Dans la foulée de sa sanction par l'Autorité de la concurrence jeudi, Doctolib contre-attaque. La plateforme annonce faire appel et conteste point par point la décision ayant abouti à une amende de près de 5 millions d'euros.

Doctolib fait appel de la décision de l'Autorité de la concurrence, qu'elle déplore. © Alexandre Boero / Clubic
Doctolib fait appel de la décision de l'Autorité de la concurrence, qu'elle déplore. © Alexandre Boero / Clubic

Doctolib n'a pas tardé à réagir. Quelques dizaines de minutes seulement après la sanction annoncée ce jeudi 6 novembre 2025, le service de prise de rendez-vous médicaux en ligne a publié un communiqué pour le moins offensif, qui démonte les accusations de l'Autorité de la concurrence presque une à une. Qu'il s'agisse de l'abus de position dominante, d'un rachat anticoncurrentiel ou de clauses d'exclusivité illégales, l'entreprise rejette ce que lui reproche l'institution. Entre la version livrée par l'enquête de l'Autorité et celle défendue par Doctolib, vous allez voir que le fossé est abyssal.

Doctolib rejette totalement les accusations de position dominante

Sur le fond, Doctolib attaque frontalement la notion même de position dominante. Là où les enquêteurs ont calculé des parts de marché oscillant entre 50% et 90% dans certains segments depuis 2017, la plateforme avance des chiffres bien plus modestes. Elle revendique couvrir à peine un tiers des professionnels de santé français, contre un sur dix lors du dépôt de plainte en 2019.

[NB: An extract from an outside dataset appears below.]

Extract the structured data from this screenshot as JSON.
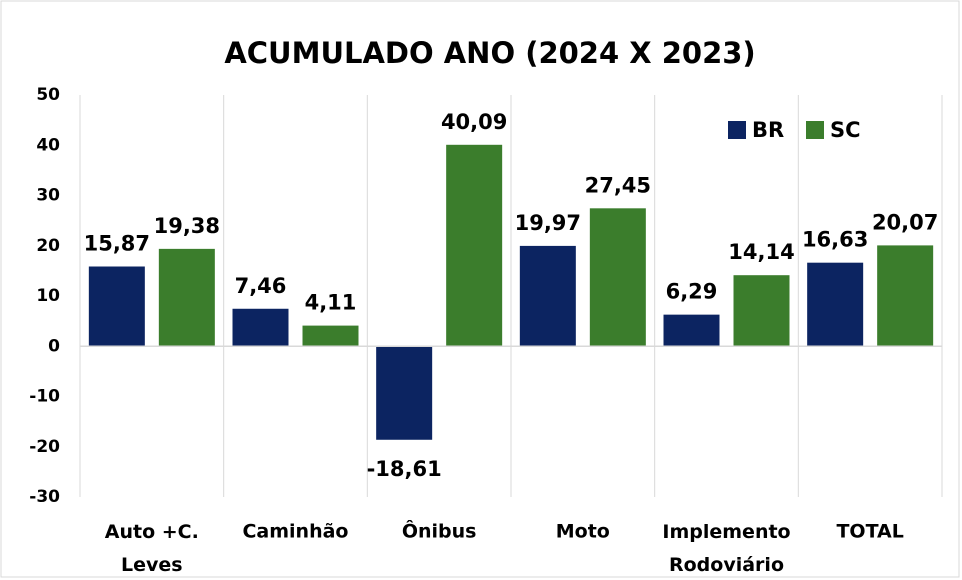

L'entreprise va même plus loin dans sa défense. Elle affirme être bien plus petite que les mastodontes européens du logiciel médical, trois fois moins importante qu'eux. Son seul tort ? Avoir bousculé un marché installé depuis trois décennies. « Nous avons bousculé un marché endormi et verrouillé depuis 30 ans », dit précisément Doctolib. Sa position est simple : comment pourrait-elle abuser d'une position dominante qu'elle ne possède même pas ?

Quant au rachat de MonDocteur en 2018, pointé du doigt comme une acquisition faite dans le but de tuer un concurrent potentiel, Doctolib le réduit à une simple opération de croissance externe. MonDocteur était, à ses yeux, une toute petite start-up touchant à peine 2% des praticiens à l'époque. Pourtant, les documents internes dévoilés lors de l'enquête évoquaient MonDoctor comme le « concurrent #1 », avec un objectif semble-t-il assumé de tuer le produit dans l'œuf.

Deux versions irréconciliables d'une même histoire

Le problème, c'est que ce récit se fracasse contre les preuves accumulées par l'Autorité de la concurrence. Les perquisitions de 2021 ont exhumé des notes internes sans ambiguïté. On y lit la volonté stratégique de devenir l'interface incontournable entre médecins et patients, ou encore l'ambition de ne céder aucun cabinet aux concurrents. Difficile, du point de vue de l'institution, d'y voir de l'innovation bienveillante.

Sur les fameuses clauses d'exclusivité, la dissonance est encore très forte. Doctolib les présente comme un vieux souvenir datant des débuts de l'entreprise, simplement destiné à éviter les dérives. Sauf que l'enquête démontre leur maintien actif jusqu'en septembre 2023, malgré les alertes répétées de la direction juridique interne qui martelait leur illégalité. Le président aurait même refusé de les supprimer pour des raisons purement tactiques.

Le dernier point de friction concerne l'obligation faite aux médecins de s'abonner au service de prise de rendez-vous pour accéder à la téléconsultation. L'Autorité y voit une vente forcée, Doctolib invoque une nécessité technique. Selon l'entreprise, il était impossible de séparer les deux services sans casser l'accès au dossier médical et à la gestion des ordonnances. Alors face à ces versions contradictoires, ce sera désormais à la justice de trancher. Le dossier est loin d'être refermé.